Anne Page is almost fourteen and the single object of desire in The Merry Wives of Windsor, though she desires none of her suitors until Fenton wins her heart. She is caught between her parents’ competing schemes: her father favors the wealthy but witless Abraham Slender, while her mother supports Doctor Caius, the wealthy French physician with court connections. Both marriages would secure money and status for the family. Anne, however, has already secretly bound herself to Fenton, a young gentleman her parents dismiss as a fortune-hunter with no substantial means. What the play reveals is that Anne’s judgment is sound and Fenton’s heart true. He admits he courted her initially for her father’s wealth, but “wooing thee, I found thee of more value / Than stamps in gold or sums in sealed bags.” Anne’s choice of Fenton is an act of quiet rebellion against both parental control and the mercenary logic that governs marriage in her world.

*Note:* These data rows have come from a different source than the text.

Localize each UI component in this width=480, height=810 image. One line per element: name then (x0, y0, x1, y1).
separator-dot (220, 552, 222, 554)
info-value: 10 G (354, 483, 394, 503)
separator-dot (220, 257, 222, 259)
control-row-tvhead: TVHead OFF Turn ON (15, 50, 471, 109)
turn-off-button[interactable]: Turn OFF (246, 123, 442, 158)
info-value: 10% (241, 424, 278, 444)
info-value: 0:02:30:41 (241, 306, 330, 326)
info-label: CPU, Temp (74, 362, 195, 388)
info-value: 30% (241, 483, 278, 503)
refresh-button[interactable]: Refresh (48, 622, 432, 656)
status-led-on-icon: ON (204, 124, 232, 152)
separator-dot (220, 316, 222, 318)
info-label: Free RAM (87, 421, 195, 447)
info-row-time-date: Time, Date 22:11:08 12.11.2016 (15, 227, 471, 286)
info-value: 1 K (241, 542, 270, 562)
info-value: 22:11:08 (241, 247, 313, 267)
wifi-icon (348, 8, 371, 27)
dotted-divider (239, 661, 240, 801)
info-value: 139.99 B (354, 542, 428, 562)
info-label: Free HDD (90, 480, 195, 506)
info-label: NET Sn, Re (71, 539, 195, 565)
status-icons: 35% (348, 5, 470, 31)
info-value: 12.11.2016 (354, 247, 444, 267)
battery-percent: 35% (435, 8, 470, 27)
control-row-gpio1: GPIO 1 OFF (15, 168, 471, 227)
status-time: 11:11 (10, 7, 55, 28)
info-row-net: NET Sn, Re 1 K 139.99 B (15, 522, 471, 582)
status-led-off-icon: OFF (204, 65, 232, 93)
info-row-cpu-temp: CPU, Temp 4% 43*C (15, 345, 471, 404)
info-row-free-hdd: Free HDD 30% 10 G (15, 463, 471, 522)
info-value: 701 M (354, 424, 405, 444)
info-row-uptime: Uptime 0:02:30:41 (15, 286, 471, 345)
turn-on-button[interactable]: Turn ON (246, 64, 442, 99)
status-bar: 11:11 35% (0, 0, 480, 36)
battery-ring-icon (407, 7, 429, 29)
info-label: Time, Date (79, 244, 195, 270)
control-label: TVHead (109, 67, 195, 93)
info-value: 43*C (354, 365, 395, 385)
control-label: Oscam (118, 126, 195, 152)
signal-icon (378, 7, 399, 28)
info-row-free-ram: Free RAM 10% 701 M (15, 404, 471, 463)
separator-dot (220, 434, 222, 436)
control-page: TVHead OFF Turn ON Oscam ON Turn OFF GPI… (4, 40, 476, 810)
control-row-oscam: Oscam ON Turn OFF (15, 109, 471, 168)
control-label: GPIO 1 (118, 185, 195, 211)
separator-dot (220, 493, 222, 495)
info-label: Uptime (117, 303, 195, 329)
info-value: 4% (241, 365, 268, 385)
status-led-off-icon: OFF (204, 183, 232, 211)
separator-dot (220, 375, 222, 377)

Her character is defined not by what she does—she has remarkably few lines—but by what she refuses to do. When Slender stumbles toward her with no grace or effort, when Caius boasts of his wealth, Anne remains unmoved. She sees through the performance of suitors and parents alike. Her father assumes she will obey; her mother schemes to marry her to the doctor while pretending to support her father’s choice. Anne navigates this maze of manipulation by deploying her own disguises and deceptions. She agrees to be the Fairy Queen in the mock masque at Herne’s oak, and in that role—while Slender and Caius expect to marry her in white and green respectively—she escapes to the church with Fenton and a willing priest. The final masque is arranged by the wives as a public humiliation of Falstaff, but it becomes Anne’s opportunity for freedom.
The play’s ending affirms that love freely chosen trumps wealth and parental will. When Anne reveals she has married Fenton, her father initially objects, but Ford’s closing wisdom settles the matter: “In love the heavens themselves do guide the state; Money buys lands, and wives are sold by fate.” Anne proves otherwise. She is not sold but chooses, and in that choice she claims her own agency. Her marriage to Fenton—accomplished through wit, disguise, and courage—is the one union in the play based on genuine affection rather than money, status, or schemes. She enters the play as a prize to be won; she exits as a woman who has won herself.